At the same time, the school’s athletic expenses rose 25 percent and the Buckeyes are hardly the only one spending big bucks on sports.

Athletic operating expenses in Division 1 rose 62 percent from 1996 through 2001, but total university spending increased only 39 percent.

And of the 117 Division 1-A Programs, 40 percent reported a profit.

However, without state and local help, only six percent actually made money.

Dr. Brand says the NCAA’s study will cause schools to be more fiscally responsible.

“It’s hard to change these behaviors, it’s hard to change these myths,” he said. “People believe that spending more will result in more winning or more money — it’s hard to change but once the data becomes known, rationality will win and we’ll be able to contain some of the irrational expenditures.”

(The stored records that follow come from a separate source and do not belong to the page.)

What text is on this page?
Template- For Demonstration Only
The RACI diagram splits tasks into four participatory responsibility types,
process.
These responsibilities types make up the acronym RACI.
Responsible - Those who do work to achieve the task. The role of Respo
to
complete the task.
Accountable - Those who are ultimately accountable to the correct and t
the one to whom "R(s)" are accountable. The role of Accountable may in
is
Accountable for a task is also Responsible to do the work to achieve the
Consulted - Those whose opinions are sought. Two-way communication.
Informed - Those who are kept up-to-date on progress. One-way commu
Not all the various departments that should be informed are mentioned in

Some observers are less sanguine. The NCAA report “actually is more optimistic than the reality,” said Andy Zimbalist, a sports economist at Smith College. “Out of the 320 schools in Division I, you’ve got a handful of schools who are very successful, and they would have a positive bottom line. But all of the rest of the schools don’t, so everybody else is going after the holy grail — they want to be one of those schools. Frankly, it’s irrational.”

Zimbalist also says the report leaves out key figures, such as the amount of money spent on what many critics term the collegiate “arms race” — the building of new stadiums and arenas.

“Most of these large new arenas that are being built, the large football stadiums and the training facilities which costs tens of millions of dollars — if not hundreds of millions of dollars — don’t get consistently included in the database as the costs of running these athletic programs,” Zimbalist said. “It leaves a rather large question about how much this report can faithfully analyze the true financial situation in these schools.”

The report stops short of declaring that spending is totally out of control, though many say it is not far off.